The greatest of American myths – because it has more than its share of truth to it – is that the U.S. is a country that elevates the individual above the collective. This is true even when the individual doesn’t deserve it, like Florida Man. Here, the governed choose those who govern them, and nobody is truly the boss of anyone else (except financially). Therefore, the movies that both reflect and represent American greatness are the ones that show an American staking out his or her claim as an individual.

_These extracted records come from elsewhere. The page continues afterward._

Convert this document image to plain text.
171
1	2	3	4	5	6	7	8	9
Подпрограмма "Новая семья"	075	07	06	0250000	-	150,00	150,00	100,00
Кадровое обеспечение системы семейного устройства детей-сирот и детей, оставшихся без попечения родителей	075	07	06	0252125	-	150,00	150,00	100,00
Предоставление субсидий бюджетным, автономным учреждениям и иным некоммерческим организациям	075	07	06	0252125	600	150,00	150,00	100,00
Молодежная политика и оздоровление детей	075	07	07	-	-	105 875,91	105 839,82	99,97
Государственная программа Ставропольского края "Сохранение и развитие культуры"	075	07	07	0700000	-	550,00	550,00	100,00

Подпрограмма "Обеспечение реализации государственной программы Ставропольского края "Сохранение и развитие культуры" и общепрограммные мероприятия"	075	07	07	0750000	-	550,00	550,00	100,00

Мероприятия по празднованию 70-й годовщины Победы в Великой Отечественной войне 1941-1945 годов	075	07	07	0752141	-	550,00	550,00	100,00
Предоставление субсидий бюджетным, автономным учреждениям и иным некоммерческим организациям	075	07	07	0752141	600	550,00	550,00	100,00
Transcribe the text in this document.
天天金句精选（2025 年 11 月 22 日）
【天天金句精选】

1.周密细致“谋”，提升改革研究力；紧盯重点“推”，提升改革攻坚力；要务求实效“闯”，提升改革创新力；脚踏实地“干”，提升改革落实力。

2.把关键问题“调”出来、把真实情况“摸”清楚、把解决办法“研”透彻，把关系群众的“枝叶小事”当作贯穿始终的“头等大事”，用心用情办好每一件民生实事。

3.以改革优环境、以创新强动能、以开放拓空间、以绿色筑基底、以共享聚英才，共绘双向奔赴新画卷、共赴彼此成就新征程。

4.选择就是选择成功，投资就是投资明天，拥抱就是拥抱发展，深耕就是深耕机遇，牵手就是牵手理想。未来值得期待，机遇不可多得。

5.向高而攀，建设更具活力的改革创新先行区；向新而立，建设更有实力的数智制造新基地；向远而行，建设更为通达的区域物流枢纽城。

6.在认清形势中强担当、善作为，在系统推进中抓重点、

It’s a greatness that can be found in Tess, the Staten Island secretary of the comedy Working Girl, who poses as a Wall Street analyst and devises a brilliant idea for a trade. She is exposed and humiliated, but when her patrician boss steals credit for her brilliant merger-and-acquisition idea, Tess turns the tables and gets her boss’ “bony ass” fired.
It can be found in Vito Corleone, the quiet and deep one, who begins crossing to the other side of the law when he finds no other way to support his family. Soon he realizes he will be under the thumb of the self-infatuated and ruthless Don Fanucci, the Black Hand. During a festival in which Fanucci walks the streets like a king, Vito follows him from the rooftops until he descends and does some fragging. Vito is a criminal and a murderer, but he’s also a great American success story, just as The Godfather, Part II is the second-greatest American movie (No. 1 being, of course, The Godfather itself).
This greatness can also be found in Destry, the sheriff of the greatest of all comedy Westerns, Destry Rides Again. Played by the very exemplar of American greatness himself, James Stewart, Destry is a lawman who arrives in the hilariously named town of Bottleneck and disgusts all present by refusing to wear a gun and speaking in civil and gentle tones. Oh, he knows how to use a gun – it turns out he is a spectacular marksman – but he chooses not to… until he has no choice.
If the Texas of Giant is big and dumb, the Bottleneck of Destry Rides Again is small and quick. It is the very definition of a melting pot—everybody has come there from somewhere else, and quite recently, and the Polish and Yiddish and Irish and Scottish accents fly fast and furious. The thickest belongs to Marlene Dietrich, a chanteuse called Frenchy even though she is, of course, as German as sauerkraut. The folk of Bottleneck may hang out at a place called The Last Chance Saloon, but this place isn’t anybody’s last chance.
It’s the main chance. It’s the great chance. It’s America.